Testing stellar yield prescriptions in OMEGA+: Implications for rising sodium abundances in young thick disc stars

Abstract

We recently identified an upturn in [Na/Fe] for the population of Solar-type stars in the Galactic young thick disc (-0.3 < [Fe/H] < +0.3) at super-Solar metallicity in data from the GALactic Archaeology with HERMES (GALAH) survey. In this work, we investigate the origin of this unexplained sodium enrichment ([Na/Fe] ≈ 0--0.6~dex) using the OMEGA+ galactic chemical evolution code.
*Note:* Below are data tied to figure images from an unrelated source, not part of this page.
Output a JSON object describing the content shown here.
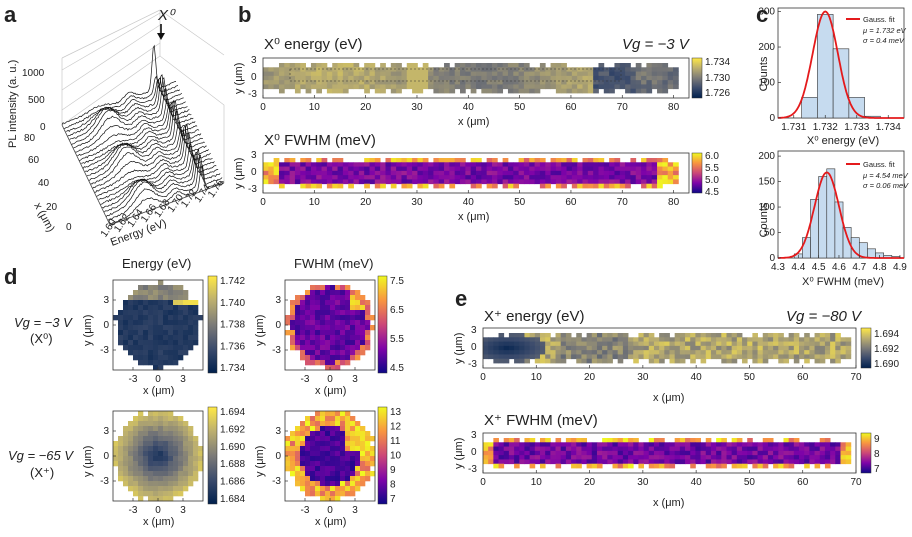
{
  "panel_labels": {
    "a": "a",
    "b": "b",
    "c": "c",
    "d": "d",
    "e": "e"
  },
  "colors": {
    "cividis_low": "#00204d",
    "cividis_high": "#ffe945",
    "plasma_low": "#0d0887",
    "plasma_mid": "#cc4778",
    "plasma_high": "#f0f921",
    "fit": "#e41a1c",
    "hist": "#c6dbef"
  },
  "a": {
    "peak_label": "X⁰",
    "zlabel": "PL intensity (a. u.)",
    "z_ticks": [
      "0",
      "500",
      "1000"
    ],
    "x_label": "x (μm)",
    "x_ticks": [
      "0",
      "20",
      "40",
      "60",
      "80"
    ],
    "energy_label": "Energy (eV)",
    "energy_ticks": [
      "1.60",
      "1.62",
      "1.64",
      "1.66",
      "1.68",
      "1.70",
      "1.72",
      "1.74",
      "1.76"
    ]
  },
  "b": {
    "map1": {
      "title": "X⁰ energy  (eV)",
      "cbar_ticks": [
        "1.734",
        "1.730",
        "1.726"
      ],
      "cmap": "cividis"
    },
    "map2": {
      "title": "X⁰ FWHM (meV)",
      "cbar_ticks": [
        "6.0",
        "5.5",
        "5.0",
        "4.5"
      ],
      "cmap": "plasma"
    },
    "gate": "Vg = −3 V",
    "xlabel": "x (μm)",
    "ylabel": "y (μm)",
    "x_ticks": [
      "0",
      "10",
      "20",
      "30",
      "40",
      "50",
      "60",
      "70",
      "80"
    ],
    "y_ticks": [
      "3",
      "0",
      "-3"
    ]
  },
  "c": {
    "top": {
      "xlabel": "X⁰ energy (eV)",
      "ylabel": "Counts",
      "x_ticks": [
        "1.731",
        "1.732",
        "1.733",
        "1.734"
      ],
      "y_ticks": [
        "0",
        "100",
        "200",
        "300"
      ],
      "legend_fit": "Gauss. fit",
      "mu": "μ = 1.732 eV",
      "sigma": "σ = 0.4 meV"
    },
    "bottom": {
      "xlabel": "X⁰ FWHM (meV)",
      "ylabel": "Counts",
      "x_ticks": [
        "4.3",
        "4.4",
        "4.5",
        "4.6",
        "4.7",
        "4.8",
        "4.9"
      ],
      "y_ticks": [
        "0",
        "50",
        "100",
        "150",
        "200"
      ],
      "legend_fit": "Gauss. fit",
      "mu": "μ = 4.54 meV",
      "sigma": "σ = 0.06 meV"
    }
  },
  "d": {
    "col1_title": "Energy (eV)",
    "col2_title": "FWHM (meV)",
    "row1_gate": "Vg = −3 V",
    "row1_state": "(X⁰)",
    "row2_gate": "Vg = −65 V",
    "row2_state": "(X⁺)",
    "xlabel": "x (μm)",
    "ylabel": "y (μm)",
    "ticks": [
      "-3",
      "0",
      "3"
    ],
    "cbar_e1": [
      "1.742",
      "1.740",
      "1.738",
      "1.736",
      "1.734"
    ],
    "cbar_f1": [
      "7.5",
      "6.5",
      "5.5",
      "4.5"
    ],
    "cbar_e2": [
      "1.694",
      "1.692",
      "1.690",
      "1.688",
      "1.686",
      "1.684"
    ],
    "cbar_f2": [
      "13",
      "12",
      "11",
      "10",
      "9",
      "8",
      "7"
    ]
  },
  "e": {
    "map1": {
      "title": "X⁺ energy (eV)",
      "cbar_ticks": [
        "1.694",
        "1.692",
        "1.690"
      ],
      "cmap": "cividis"
    },
    "map2": {
      "title": "X⁺ FWHM (meV)",
      "cbar_ticks": [
        "9",
        "8",
        "7"
      ],
      "cmap": "plasma"
    },
    "gate": "Vg = −80 V",
    "xlabel": "x (μm)",
    "ylabel": "y (μm)",
    "x_ticks": [
      "0",
      "10",
      "20",
      "30",
      "40",
      "50",
      "60",
      "70"
    ],
    "y_ticks": [
      "3",
      "0",
      "-3"
    ]
  },
  "chart_data": [
    {
      "type": "bar",
      "panel": "c-top",
      "xlabel": "X⁰ energy (eV)",
      "ylabel": "Counts",
      "xlim": [
        1.7305,
        1.7345
      ],
      "ylim": [
        0,
        310
      ],
      "bins": [
        1.7315,
        1.732,
        1.7325,
        1.733,
        1.7335
      ],
      "bin_width": 0.0005,
      "values": [
        58,
        292,
        195,
        58,
        5
      ],
      "fit": {
        "name": "Gauss. fit",
        "mu": 1.732,
        "sigma": 0.0004,
        "amplitude": 300
      }
    },
    {
      "type": "bar",
      "panel": "c-bottom",
      "xlabel": "X⁰ FWHM (meV)",
      "ylabel": "Counts",
      "xlim": [
        4.3,
        4.92
      ],
      "ylim": [
        0,
        210
      ],
      "bins": [
        4.4,
        4.44,
        4.48,
        4.52,
        4.56,
        4.6,
        4.64,
        4.68,
        4.72,
        4.76,
        4.8,
        4.84,
        4.88
      ],
      "bin_width": 0.04,
      "values": [
        8,
        40,
        115,
        160,
        175,
        110,
        60,
        40,
        30,
        18,
        10,
        5,
        3
      ],
      "fit": {
        "name": "Gauss. fit",
        "mu": 4.54,
        "sigma": 0.06,
        "amplitude": 168
      }
    }
  ]
}
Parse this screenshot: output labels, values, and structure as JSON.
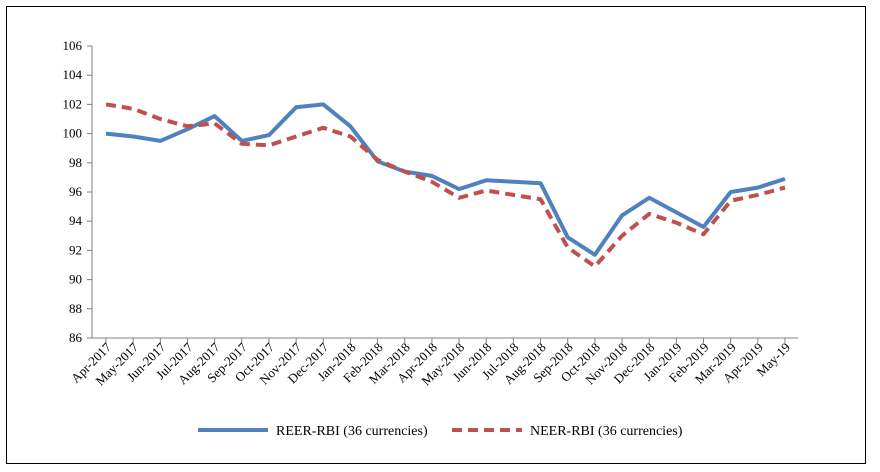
{
  "chart_data": {
    "type": "line",
    "categories": [
      "Apr-2017",
      "May-2017",
      "Jun-2017",
      "Jul-2017",
      "Aug-2017",
      "Sep-2017",
      "Oct-2017",
      "Nov-2017",
      "Dec-2017",
      "Jan-2018",
      "Feb-2018",
      "Mar-2018",
      "Apr-2018",
      "May-2018",
      "Jun-2018",
      "Jul-2018",
      "Aug-2018",
      "Sep-2018",
      "Oct-2018",
      "Nov-2018",
      "Dec-2018",
      "Jan-2019",
      "Feb-2019",
      "Mar-2019",
      "Apr-2019",
      "May-19"
    ],
    "series": [
      {
        "name": "REER-RBI (36 currencies)",
        "color": "#4F81BD",
        "style": "solid",
        "values": [
          100.0,
          99.8,
          99.5,
          100.3,
          101.2,
          99.5,
          99.9,
          101.8,
          102.0,
          100.5,
          98.1,
          97.4,
          97.1,
          96.2,
          96.8,
          96.7,
          96.6,
          92.9,
          91.7,
          94.4,
          95.6,
          94.6,
          93.6,
          96.0,
          96.3,
          96.9
        ]
      },
      {
        "name": "NEER-RBI (36 currencies)",
        "color": "#C0504D",
        "style": "dashed",
        "values": [
          102.0,
          101.7,
          101.0,
          100.5,
          100.7,
          99.3,
          99.2,
          99.8,
          100.4,
          99.8,
          98.2,
          97.4,
          96.7,
          95.6,
          96.1,
          95.8,
          95.5,
          92.2,
          90.9,
          93.0,
          94.5,
          93.9,
          93.1,
          95.4,
          95.8,
          96.3
        ]
      }
    ],
    "yticks": [
      "106",
      "104",
      "102",
      "100",
      "98",
      "96",
      "94",
      "92",
      "90",
      "88",
      "86"
    ],
    "ylim": [
      86,
      106
    ],
    "grid": false,
    "legend_position": "bottom"
  }
}
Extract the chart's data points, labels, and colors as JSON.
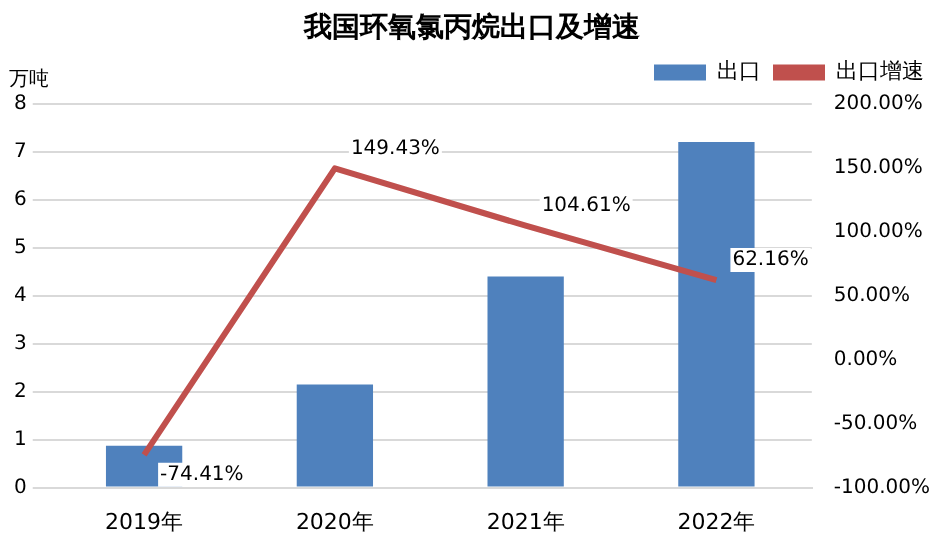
{
  "chart_data": {
    "type": "bar",
    "title": "我国环氧氯丙烷出口及增速",
    "ylabel": "万吨",
    "categories": [
      "2019年",
      "2020年",
      "2021年",
      "2022年"
    ],
    "series": [
      {
        "name": "出口",
        "color": "#4f81bd",
        "values": [
          0.87,
          2.15,
          4.4,
          7.2
        ]
      },
      {
        "name": "出口增速",
        "type": "line",
        "axis": "y2",
        "color": "#c0504d",
        "values": [
          -74.41,
          149.43,
          104.61,
          62.16
        ],
        "value_labels": [
          "-74.41%",
          "149.43%",
          "104.61%",
          "62.16%"
        ]
      }
    ],
    "ylim": [
      0,
      8
    ],
    "yticks": [
      0,
      1,
      2,
      3,
      4,
      5,
      6,
      7,
      8
    ],
    "y2lim": [
      -100,
      200
    ],
    "y2ticks": [
      {
        "value": -100,
        "label": "-100.00%"
      },
      {
        "value": -50,
        "label": "-50.00%"
      },
      {
        "value": 0,
        "label": "0.00%"
      },
      {
        "value": 50,
        "label": "50.00%"
      },
      {
        "value": 100,
        "label": "100.00%"
      },
      {
        "value": 150,
        "label": "150.00%"
      },
      {
        "value": 200,
        "label": "200.00%"
      }
    ],
    "grid": "y",
    "legend": "top right",
    "marker": "none"
  }
}
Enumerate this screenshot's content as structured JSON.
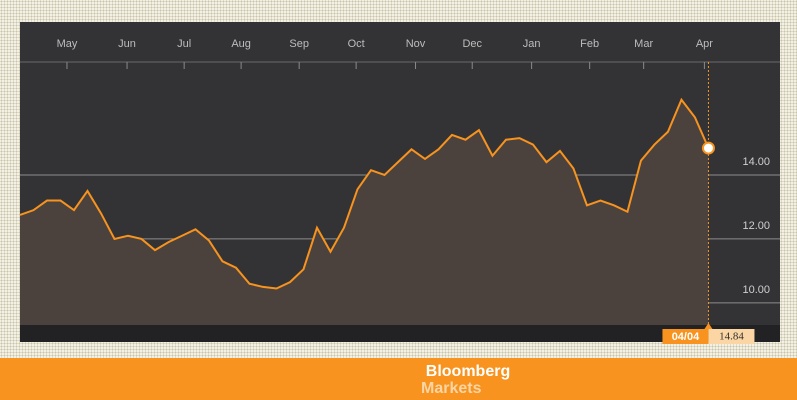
{
  "chart_data": {
    "type": "line",
    "series": [
      {
        "color": "#f7931e",
        "values": [
          12.75,
          12.9,
          13.2,
          13.2,
          12.9,
          13.5,
          12.8,
          12.0,
          12.1,
          12.0,
          11.65,
          11.9,
          12.1,
          12.3,
          11.95,
          11.3,
          11.1,
          10.6,
          10.5,
          10.45,
          10.65,
          11.05,
          12.35,
          11.6,
          12.35,
          13.55,
          14.15,
          14.0,
          14.4,
          14.8,
          14.5,
          14.8,
          15.25,
          15.1,
          15.4,
          14.6,
          15.1,
          15.15,
          14.95,
          14.4,
          14.75,
          14.2,
          13.05,
          13.2,
          13.05,
          12.85,
          14.45,
          14.95,
          15.35,
          16.35,
          15.8,
          14.84
        ]
      }
    ],
    "xlim": [
      0,
      56.3
    ],
    "xticks": [
      {
        "value": 3.48,
        "label": "May"
      },
      {
        "value": 7.93,
        "label": "Jun"
      },
      {
        "value": 12.16,
        "label": "Jul"
      },
      {
        "value": 16.38,
        "label": "Aug"
      },
      {
        "value": 20.68,
        "label": "Sep"
      },
      {
        "value": 24.9,
        "label": "Oct"
      },
      {
        "value": 29.3,
        "label": "Nov"
      },
      {
        "value": 33.5,
        "label": "Dec"
      },
      {
        "value": 37.9,
        "label": "Jan"
      },
      {
        "value": 42.2,
        "label": "Feb"
      },
      {
        "value": 46.2,
        "label": "Mar"
      },
      {
        "value": 50.7,
        "label": "Apr"
      }
    ],
    "ylim": [
      9.31,
      17.53
    ],
    "yticks": [
      {
        "value": 10,
        "label": "10.00"
      },
      {
        "value": 12,
        "label": "12.00"
      },
      {
        "value": 14,
        "label": "14.00"
      }
    ],
    "grid": true,
    "highlight": {
      "label": "04/04",
      "value": 14.84,
      "value_label": "14.84"
    }
  },
  "footer": {
    "brand": "Bloomberg",
    "sub": "Markets"
  }
}
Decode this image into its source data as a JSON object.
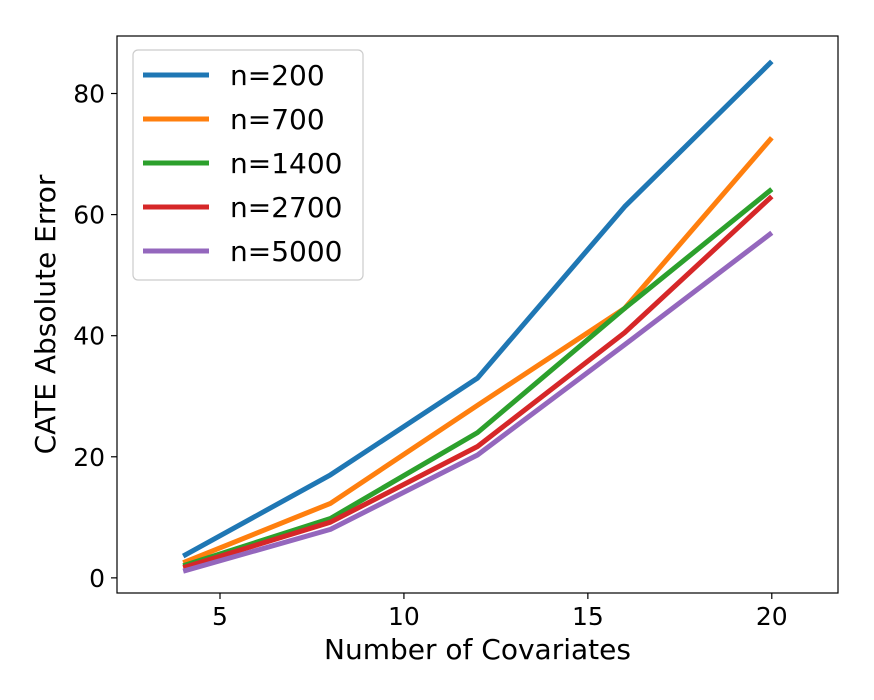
{
  "chart_data": {
    "type": "line",
    "title": "",
    "xlabel": "Number of Covariates",
    "ylabel": "CATE Absolute Error",
    "x": [
      4,
      8,
      12,
      16,
      20
    ],
    "xlim": [
      2.2,
      21.8
    ],
    "ylim": [
      -2.5,
      89.5
    ],
    "xticks": [
      5,
      10,
      15,
      20
    ],
    "yticks": [
      0,
      20,
      40,
      60,
      80
    ],
    "grid": false,
    "legend_position": "top-left",
    "series": [
      {
        "name": "n=200",
        "color": "#1f77b4",
        "values": [
          3.6,
          17.0,
          33.0,
          61.3,
          85.3
        ]
      },
      {
        "name": "n=700",
        "color": "#ff7f0e",
        "values": [
          2.5,
          12.3,
          28.5,
          44.5,
          72.7
        ]
      },
      {
        "name": "n=1400",
        "color": "#2ca02c",
        "values": [
          2.0,
          9.8,
          24.0,
          44.5,
          64.2
        ]
      },
      {
        "name": "n=2700",
        "color": "#d62728",
        "values": [
          1.7,
          9.2,
          21.7,
          40.5,
          63.0
        ]
      },
      {
        "name": "n=5000",
        "color": "#9467bd",
        "values": [
          1.1,
          8.0,
          20.3,
          38.5,
          57.0
        ]
      }
    ]
  }
}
We explore the rise of [Na/Fe] using four combinations of nucleosynthetic yields from the literature, considering contributions from core-collapse supernovae, asymptotic giant branch stars, and Type~Ia supernovae. Our analysis focuses on two possible drivers of the Na enhancement: a metallicity-dependent increase in Na production from core-collapse supernovae at super-Solar metallicities, and enrichment from metal-rich AGB stars. We adopt two sets of Type~Ia supernova yields, one assuming exclusively Chandrasekhar-mass explosions and the other assuming only sub-Chandrasekhar-mass explosions. We find that the assumed Type~Ia explosion scenario has little influence on the resulting [Na/Fe] evolution, and that all chemical evolution models tested fail to reproduce the observed Na enrichment in the young thick-disc population at super-Solar metallicity. Our results suggest a possible ``under-pollution effect'' by Type~Ia supernovae -- the dominant producers of iron -- in the Solar-type stellar population of the Galactic disc. These findings provide a step toward understanding the origin of the anomalous sodium enrichment at super-Solar metallicities in the Galactic disc.